3. Die danach erforderliche Gesamtwürdigung hat insbesondere Anlass, Art und Höhe des Vorteils, Auswahl der Begünstigten, freie oder nur gebundene Verfügbarkeit, Freiwilligkeit oder Zwang zur Annahme des Vorteils und seine besondere Geeignetheit für den jeweils verfolgten betrieblichen Zweck zu berücksichtigen (ständige Rechtsprechung des BFH; vgl. auch Urteil vom 18.8.2005, VI R 32/03,BFH-PR 2005, 453).
4. Ausgehend von diesen allgemein anerkannten Grundsätzen, erwies sich im Streitfall die Überlassung der – unter einem Markennamen bekannten – hochwertigen (exklusiven) Kleidungsstücke als Arbeitslohn. Der BFH vertrat insbesondere die Auffassung, dass der Entlohnungscharakter insbesondere nicht deshalb verneint werden könne, weil mit dem Tragen der Kleidung ggf. eine Werbewirkung verbunden sei und dadurch auch die Glaubwürdigkeit der eigenen Marke gewährleistet werden solle.
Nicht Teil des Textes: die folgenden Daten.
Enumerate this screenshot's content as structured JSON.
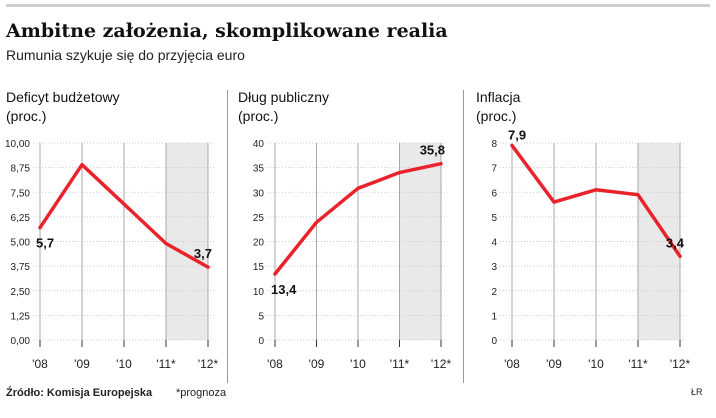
{
  "header": {
    "title": "Ambitne założenia, skomplikowane realia",
    "subtitle": "Rumunia szykuje się do przyjęcia euro"
  },
  "footer": {
    "source": "Źródło: Komisja Europejska",
    "note": "*prognoza",
    "credit": "ŁR"
  },
  "colors": {
    "line": "#e8232b",
    "forecast_shade": "#e9e9e9",
    "grid": "#a8a8a8"
  },
  "chart_data": [
    {
      "type": "line",
      "title_lines": [
        "Deficyt budżetowy",
        "(proc.)"
      ],
      "categories": [
        "'08",
        "'09",
        "'10",
        "'11*",
        "'12*"
      ],
      "values": [
        5.7,
        8.9,
        6.9,
        4.9,
        3.7
      ],
      "ylim": [
        0,
        10
      ],
      "yticks": [
        "0,00",
        "1,25",
        "2,50",
        "3,75",
        "5,00",
        "6,25",
        "7,50",
        "8,75",
        "10,00"
      ],
      "forecast_categories": [
        "'11*",
        "'12*"
      ],
      "labels": [
        {
          "index": 0,
          "text": "5,7"
        },
        {
          "index": 4,
          "text": "3,7"
        }
      ],
      "grid": "vertical"
    },
    {
      "type": "line",
      "title_lines": [
        "Dług publiczny",
        "(proc.)"
      ],
      "categories": [
        "'08",
        "'09",
        "'10",
        "'11*",
        "'12*"
      ],
      "values": [
        13.4,
        23.9,
        30.8,
        34.0,
        35.8
      ],
      "ylim": [
        0,
        40
      ],
      "yticks": [
        "0",
        "5",
        "10",
        "15",
        "20",
        "25",
        "30",
        "35",
        "40"
      ],
      "forecast_categories": [
        "'11*",
        "'12*"
      ],
      "labels": [
        {
          "index": 0,
          "text": "13,4"
        },
        {
          "index": 4,
          "text": "35,8"
        }
      ],
      "grid": "vertical"
    },
    {
      "type": "line",
      "title_lines": [
        "Inflacja",
        "(proc.)"
      ],
      "categories": [
        "'08",
        "'09",
        "'10",
        "'11*",
        "'12*"
      ],
      "values": [
        7.9,
        5.6,
        6.1,
        5.9,
        3.4
      ],
      "ylim": [
        0,
        8
      ],
      "yticks": [
        "0",
        "1",
        "2",
        "3",
        "4",
        "5",
        "6",
        "7",
        "8"
      ],
      "forecast_categories": [
        "'11*",
        "'12*"
      ],
      "labels": [
        {
          "index": 0,
          "text": "7,9"
        },
        {
          "index": 4,
          "text": "3,4"
        }
      ],
      "grid": "vertical"
    }
  ]
}
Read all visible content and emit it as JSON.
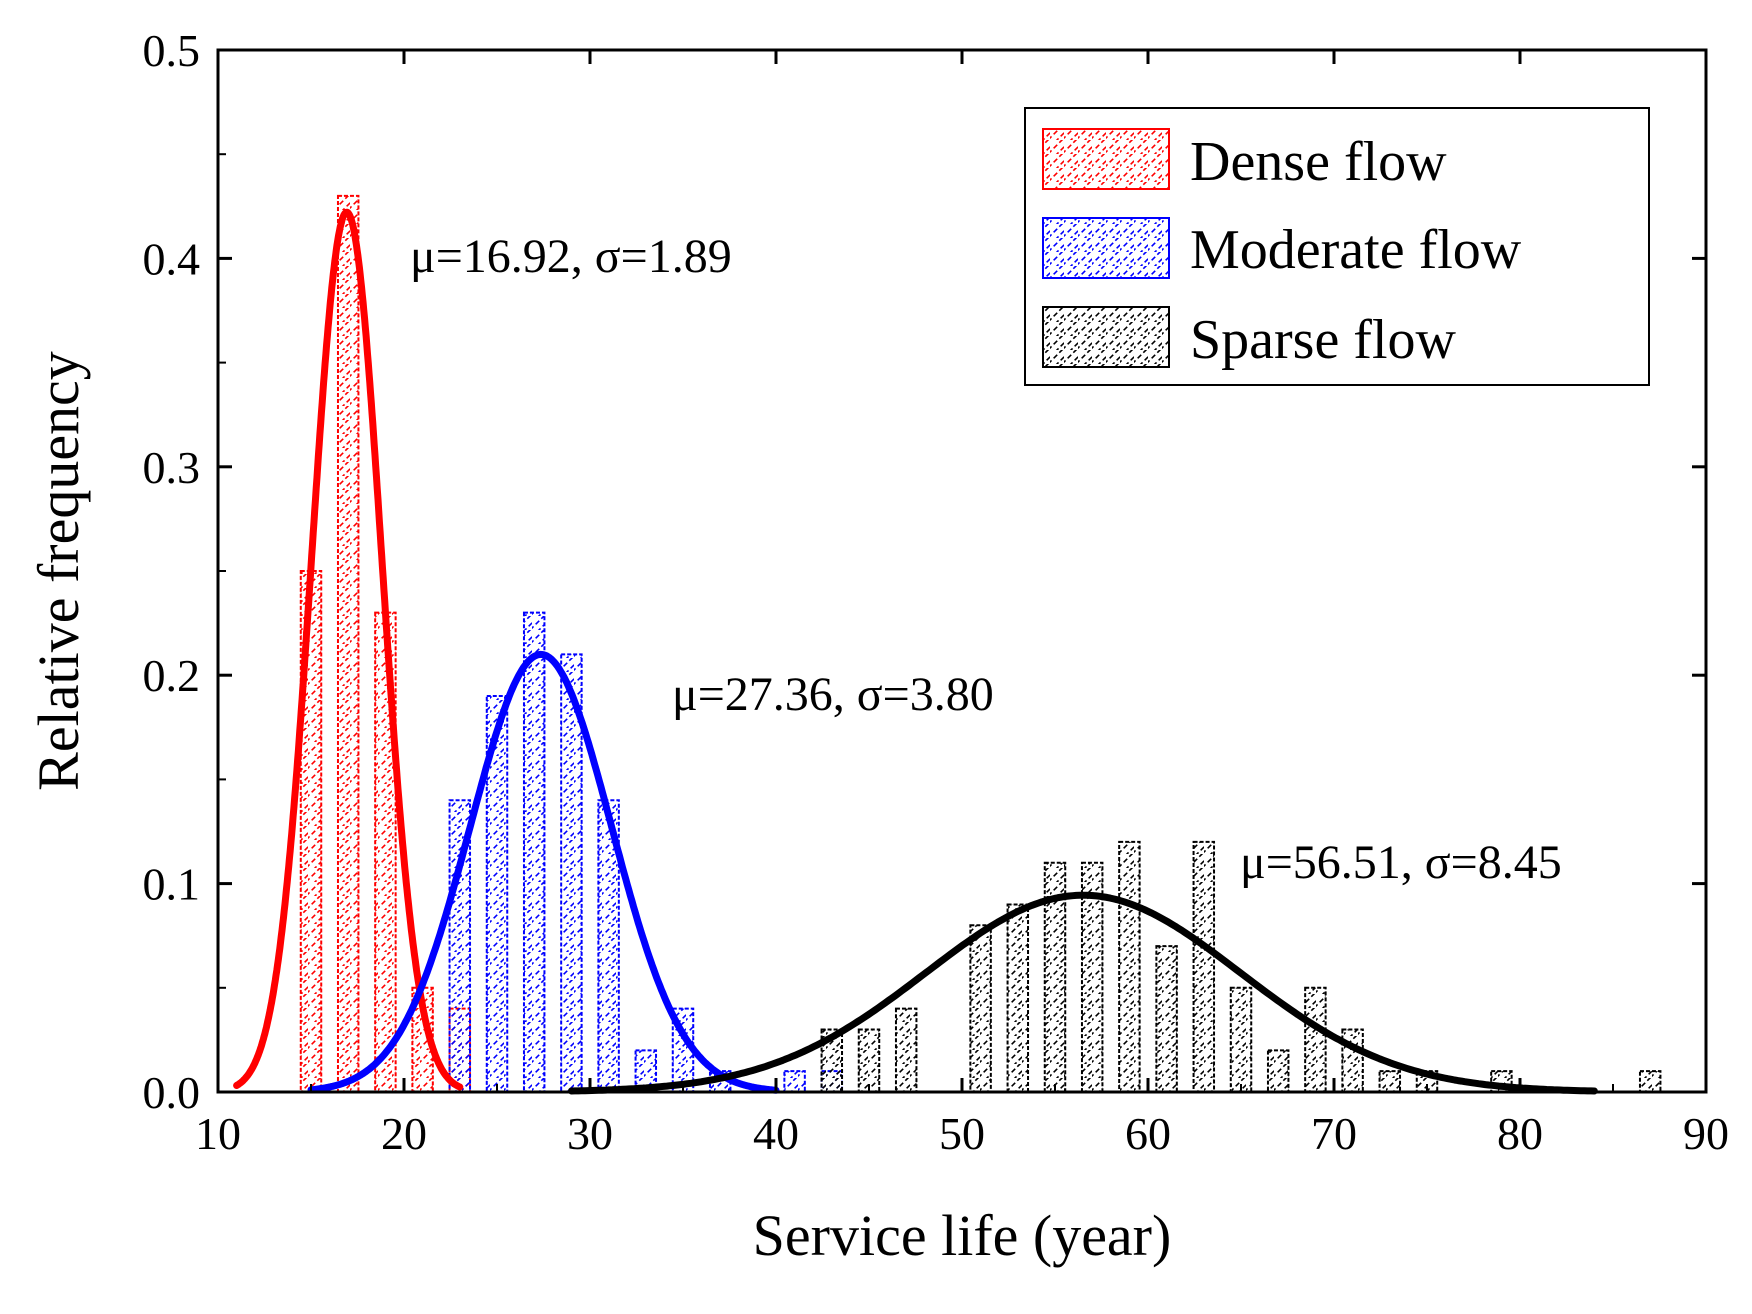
{
  "chart_data": {
    "type": "bar",
    "title": "",
    "xlabel": "Service life (year)",
    "ylabel": "Relative frequency",
    "xlim": [
      10,
      90
    ],
    "ylim": [
      0,
      0.5
    ],
    "xticks": [
      10,
      20,
      30,
      40,
      50,
      60,
      70,
      80,
      90
    ],
    "xtick_labels": [
      "10",
      "20",
      "30",
      "40",
      "50",
      "60",
      "70",
      "80",
      "90"
    ],
    "yticks": [
      0,
      0.1,
      0.2,
      0.3,
      0.4,
      0.5
    ],
    "ytick_labels": [
      "0.0",
      "0.1",
      "0.2",
      "0.3",
      "0.4",
      "0.5"
    ],
    "bin_width": 2,
    "legend_position": "top-right",
    "grid": false,
    "series": [
      {
        "name": "Dense flow",
        "color": "#ff0000",
        "bins": [
          {
            "x": 15,
            "value": 0.25
          },
          {
            "x": 17,
            "value": 0.43
          },
          {
            "x": 19,
            "value": 0.23
          },
          {
            "x": 21,
            "value": 0.05
          },
          {
            "x": 23,
            "value": 0.04
          }
        ],
        "fit": {
          "mu": 16.92,
          "sigma": 1.89,
          "range": [
            11,
            23
          ]
        },
        "annotation": "μ=16.92, σ=1.89"
      },
      {
        "name": "Moderate flow",
        "color": "#0000ff",
        "bins": [
          {
            "x": 23,
            "value": 0.14
          },
          {
            "x": 25,
            "value": 0.19
          },
          {
            "x": 27,
            "value": 0.23
          },
          {
            "x": 29,
            "value": 0.21
          },
          {
            "x": 31,
            "value": 0.14
          },
          {
            "x": 33,
            "value": 0.02
          },
          {
            "x": 35,
            "value": 0.04
          },
          {
            "x": 37,
            "value": 0.01
          },
          {
            "x": 41,
            "value": 0.01
          },
          {
            "x": 43,
            "value": 0.01
          }
        ],
        "fit": {
          "mu": 27.36,
          "sigma": 3.8,
          "range": [
            15,
            40
          ]
        },
        "annotation": "μ=27.36, σ=3.80"
      },
      {
        "name": "Sparse flow",
        "color": "#000000",
        "bins": [
          {
            "x": 43,
            "value": 0.03
          },
          {
            "x": 45,
            "value": 0.03
          },
          {
            "x": 47,
            "value": 0.04
          },
          {
            "x": 51,
            "value": 0.08
          },
          {
            "x": 53,
            "value": 0.09
          },
          {
            "x": 55,
            "value": 0.11
          },
          {
            "x": 57,
            "value": 0.11
          },
          {
            "x": 59,
            "value": 0.12
          },
          {
            "x": 61,
            "value": 0.07
          },
          {
            "x": 63,
            "value": 0.12
          },
          {
            "x": 65,
            "value": 0.05
          },
          {
            "x": 67,
            "value": 0.02
          },
          {
            "x": 69,
            "value": 0.05
          },
          {
            "x": 71,
            "value": 0.03
          },
          {
            "x": 73,
            "value": 0.01
          },
          {
            "x": 75,
            "value": 0.01
          },
          {
            "x": 79,
            "value": 0.01
          },
          {
            "x": 87,
            "value": 0.01
          }
        ],
        "fit": {
          "mu": 56.51,
          "sigma": 8.45,
          "range": [
            29,
            84
          ]
        },
        "annotation": "μ=56.51, σ=8.45"
      }
    ]
  }
}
Im Rahmen der Gesamtwürdigung trete dieser Umstand gegenüber den für die Entlohnung sprechenden Umständen (kostenloser oder verbilligter Erwerb einer hochwertigen, teueren Kleidung einer "Edelmarke") in den Hintergrund. Es sei im Streitfall – entgegen der Auffassung der Vorinstanz – von erheblichem Gewicht, dass sich der zugewandte Vorteil als ausnehmend hoch erweise.
5. Die Frage einer Aufteilung des geldwerten Vorteils (vgl. hierzu BFH, Urteile in ; vom 16.11.2005, VI R 118/01 BFH-PR 2005, 453, BFH/PR 2006, 183) hat der VI. Senat weder erwogen noch erwähnt. Es lagen im Streitfall keinerlei Anhaltspunkte dafür vor, dass der einschlägige geldwerte Vorteil überhaupt hätte aufgeteilt werden können. Im Streitfall drängte sich eher der Eindruck auf, dass es der Klägerseite nur darum gegangen war, die Geschäftsführer samt Ehefrauen auf Kosten der Klägerin (Arbeitgeber) einzukleiden.
6. Die Gesamtwürdigung dürfte anders ausfallen, wenn ein Arbeitgeber seinem im Lebensmitteleinzelhandel beschäftigten Verkaufspersonal einheitliche Kleidungsstücke, die diese während der Arbeit zu tragen haben, zur Verfügung stellt. Hierüber wird der BFH in den Verfahren VI R 21/05 und VI R 22/05 zu entscheiden haben.